Perhaps because of its gravity, this question attracted most public interest: You are the head of an expedition which has come to grief in the desert. There is enough food and water left to enable three people to get to the nearest outpost of civilization. The rest must perish. Your companions are: 1. A brilliant scientist 60 years old. 2. Two half-breed guides ages 58 and 32. 3. The scientist's wife--interested mainly in society matters, age 39. 4. Her little son, age six. 5. The girl you are engaged to marry. 6. Your best friend, a young man of your own age who has shown great promise in the field of science. 7. Yourself. (Which would you choose to live and which to die. Give your reasons.}
Enterprising newspapers sent out reporters to put this question to theologians, psychologists, men-in-the-street. One opinion, printed in the New York Herald Tribune, came from Director George Herbert Sherwood of the American Museum of Natural History. Said he: "Presumably if anyone is to reach civilization at all, there must be one guide selected for the trip. If the two guides are equally effective, I should select the younger man as probably possessing the greater stamina. Under such circumstances, there is no doubt in my mind but that the leader should remain. There is little probability that the son could stand the hardship. He would be too poor a risk. His mother probably would not wish to be separated from him and it would not be advisable to separate them. I should not select the scientist of sixty since presumably most of his work would have been achieved. I should select the young scientist, not because he was my best friend but because of his promise to the scientific world, and I should select the young girl whom I was engaged to marry."
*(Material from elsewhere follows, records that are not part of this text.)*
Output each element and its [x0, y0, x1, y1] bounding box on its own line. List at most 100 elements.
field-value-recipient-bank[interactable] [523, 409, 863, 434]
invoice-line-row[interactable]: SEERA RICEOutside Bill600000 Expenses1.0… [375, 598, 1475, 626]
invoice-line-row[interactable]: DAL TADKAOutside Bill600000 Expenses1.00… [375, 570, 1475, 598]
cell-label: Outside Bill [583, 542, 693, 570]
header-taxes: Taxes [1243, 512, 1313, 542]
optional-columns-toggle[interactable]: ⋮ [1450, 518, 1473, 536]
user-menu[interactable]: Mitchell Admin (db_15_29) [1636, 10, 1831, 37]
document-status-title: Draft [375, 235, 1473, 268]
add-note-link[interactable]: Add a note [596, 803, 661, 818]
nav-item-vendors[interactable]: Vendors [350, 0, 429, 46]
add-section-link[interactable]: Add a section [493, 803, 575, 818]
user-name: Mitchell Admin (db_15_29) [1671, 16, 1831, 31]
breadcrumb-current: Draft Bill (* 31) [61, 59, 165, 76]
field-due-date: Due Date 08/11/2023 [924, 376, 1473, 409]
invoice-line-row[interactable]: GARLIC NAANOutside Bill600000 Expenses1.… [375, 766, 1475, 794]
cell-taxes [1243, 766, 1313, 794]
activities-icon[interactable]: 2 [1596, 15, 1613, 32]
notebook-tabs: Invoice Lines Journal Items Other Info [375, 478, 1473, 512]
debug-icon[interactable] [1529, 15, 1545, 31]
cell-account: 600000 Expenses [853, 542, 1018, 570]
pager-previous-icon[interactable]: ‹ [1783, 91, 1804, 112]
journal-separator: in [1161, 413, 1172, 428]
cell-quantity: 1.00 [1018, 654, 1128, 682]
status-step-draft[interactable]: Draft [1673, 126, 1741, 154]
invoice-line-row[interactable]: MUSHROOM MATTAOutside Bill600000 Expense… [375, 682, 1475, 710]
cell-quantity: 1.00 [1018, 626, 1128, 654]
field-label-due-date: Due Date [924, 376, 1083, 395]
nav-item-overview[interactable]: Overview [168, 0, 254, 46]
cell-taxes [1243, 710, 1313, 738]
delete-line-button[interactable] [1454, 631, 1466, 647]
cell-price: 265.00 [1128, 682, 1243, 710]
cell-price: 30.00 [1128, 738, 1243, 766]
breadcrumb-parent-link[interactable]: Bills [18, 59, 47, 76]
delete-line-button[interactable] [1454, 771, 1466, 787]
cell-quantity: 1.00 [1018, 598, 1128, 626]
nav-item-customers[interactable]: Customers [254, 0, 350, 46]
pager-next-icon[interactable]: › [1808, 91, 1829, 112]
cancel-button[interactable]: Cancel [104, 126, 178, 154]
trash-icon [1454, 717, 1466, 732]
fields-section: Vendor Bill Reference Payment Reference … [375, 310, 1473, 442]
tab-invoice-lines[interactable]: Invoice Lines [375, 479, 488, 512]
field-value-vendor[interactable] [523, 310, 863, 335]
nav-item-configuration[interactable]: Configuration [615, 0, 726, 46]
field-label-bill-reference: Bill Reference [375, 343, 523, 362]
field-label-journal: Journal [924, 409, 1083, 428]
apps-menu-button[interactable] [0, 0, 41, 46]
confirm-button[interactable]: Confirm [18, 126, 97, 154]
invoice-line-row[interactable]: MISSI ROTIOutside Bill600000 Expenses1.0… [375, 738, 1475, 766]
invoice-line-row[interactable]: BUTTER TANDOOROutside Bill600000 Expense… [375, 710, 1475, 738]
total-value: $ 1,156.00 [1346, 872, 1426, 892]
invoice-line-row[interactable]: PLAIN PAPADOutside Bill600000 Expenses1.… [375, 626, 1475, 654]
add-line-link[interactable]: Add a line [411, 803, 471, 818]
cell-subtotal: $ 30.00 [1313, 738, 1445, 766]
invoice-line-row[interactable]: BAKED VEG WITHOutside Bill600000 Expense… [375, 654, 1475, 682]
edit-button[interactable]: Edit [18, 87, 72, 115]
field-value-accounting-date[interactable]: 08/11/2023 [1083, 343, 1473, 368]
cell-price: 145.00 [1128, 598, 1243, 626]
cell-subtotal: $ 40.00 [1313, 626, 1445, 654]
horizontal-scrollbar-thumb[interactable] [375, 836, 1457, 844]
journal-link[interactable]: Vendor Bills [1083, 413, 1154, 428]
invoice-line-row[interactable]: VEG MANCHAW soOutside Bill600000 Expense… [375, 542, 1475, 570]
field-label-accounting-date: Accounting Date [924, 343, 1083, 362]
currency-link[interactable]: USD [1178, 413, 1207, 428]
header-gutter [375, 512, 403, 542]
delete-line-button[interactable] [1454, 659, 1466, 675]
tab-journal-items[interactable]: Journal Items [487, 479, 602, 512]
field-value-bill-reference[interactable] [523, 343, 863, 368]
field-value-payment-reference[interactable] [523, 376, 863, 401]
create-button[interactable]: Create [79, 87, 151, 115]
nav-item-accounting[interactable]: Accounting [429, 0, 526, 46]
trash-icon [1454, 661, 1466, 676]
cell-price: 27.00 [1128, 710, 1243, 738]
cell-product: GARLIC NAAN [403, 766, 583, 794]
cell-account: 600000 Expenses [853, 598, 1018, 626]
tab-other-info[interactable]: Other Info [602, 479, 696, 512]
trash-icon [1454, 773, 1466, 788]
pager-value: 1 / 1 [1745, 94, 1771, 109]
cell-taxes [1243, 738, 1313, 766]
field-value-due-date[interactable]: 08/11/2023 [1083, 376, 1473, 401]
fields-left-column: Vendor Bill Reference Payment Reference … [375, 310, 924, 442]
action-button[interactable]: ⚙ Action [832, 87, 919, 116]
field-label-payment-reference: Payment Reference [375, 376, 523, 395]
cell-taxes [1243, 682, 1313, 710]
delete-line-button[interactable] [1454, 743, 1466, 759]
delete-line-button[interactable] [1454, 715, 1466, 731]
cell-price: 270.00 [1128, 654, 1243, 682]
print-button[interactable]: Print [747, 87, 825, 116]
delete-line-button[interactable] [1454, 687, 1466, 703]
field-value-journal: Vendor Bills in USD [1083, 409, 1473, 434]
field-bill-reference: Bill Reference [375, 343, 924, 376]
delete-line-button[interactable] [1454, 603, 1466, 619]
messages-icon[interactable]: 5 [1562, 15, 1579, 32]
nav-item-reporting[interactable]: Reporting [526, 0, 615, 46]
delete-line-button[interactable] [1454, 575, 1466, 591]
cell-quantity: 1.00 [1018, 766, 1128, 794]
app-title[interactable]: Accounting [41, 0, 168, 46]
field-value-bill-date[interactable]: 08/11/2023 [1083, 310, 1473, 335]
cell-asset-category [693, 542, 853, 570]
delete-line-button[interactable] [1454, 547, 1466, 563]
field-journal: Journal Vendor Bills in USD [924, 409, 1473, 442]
Mr. Edison's own answer was: "The guides must be saved and it is not essential that the leader die." Only one of the boys decided to save himself. He was Robert H. Smith of Las Vegas, N. Mex,. who said: "I live in the desert country and I know what it's like. It's all right to have theories about who you'd save, but I know what people actually do when they get into a situation on the desert. They save themselves."
Edison representatives thwarted efforts by the press to find the full answer to the desert question, or any other question, given by the winner--freckle-faced, pompadoured Arthur Olney Williams, Jr., 17, of East Providence, R. I. As soon as his victory was announced his 48 competitors lifted him on their shoulders, cheered "One, two--good luck to you, Williams!" Winner Williams announced that he would go to M. I. T. If he had not won the scholarship, he said, he would have worked his way through his hometown institution, Brown. His father is chief clerk in the Provident Gas Co., a descendant of Roger Williams, founder of the Rhode Island colony.
Nine competitors who received honorable mention: G. Dudley Mylchreest of Hartford, Conn.; Gordon K. Burns of Maplewood, N. J.; De Wolf Schatzel of Findlay, Ohio; Frederick C. Roop of the District of Columbia; Charles H. Cloukey of Lansdowne, Pa.; Walter Wrigley of Haverhill, Mass.; Gordon K. Carter of Charlottesville, Va.; James H. Compton Jr. of Wichita, Kan.; Royal E. Peake of Detroit, Mich.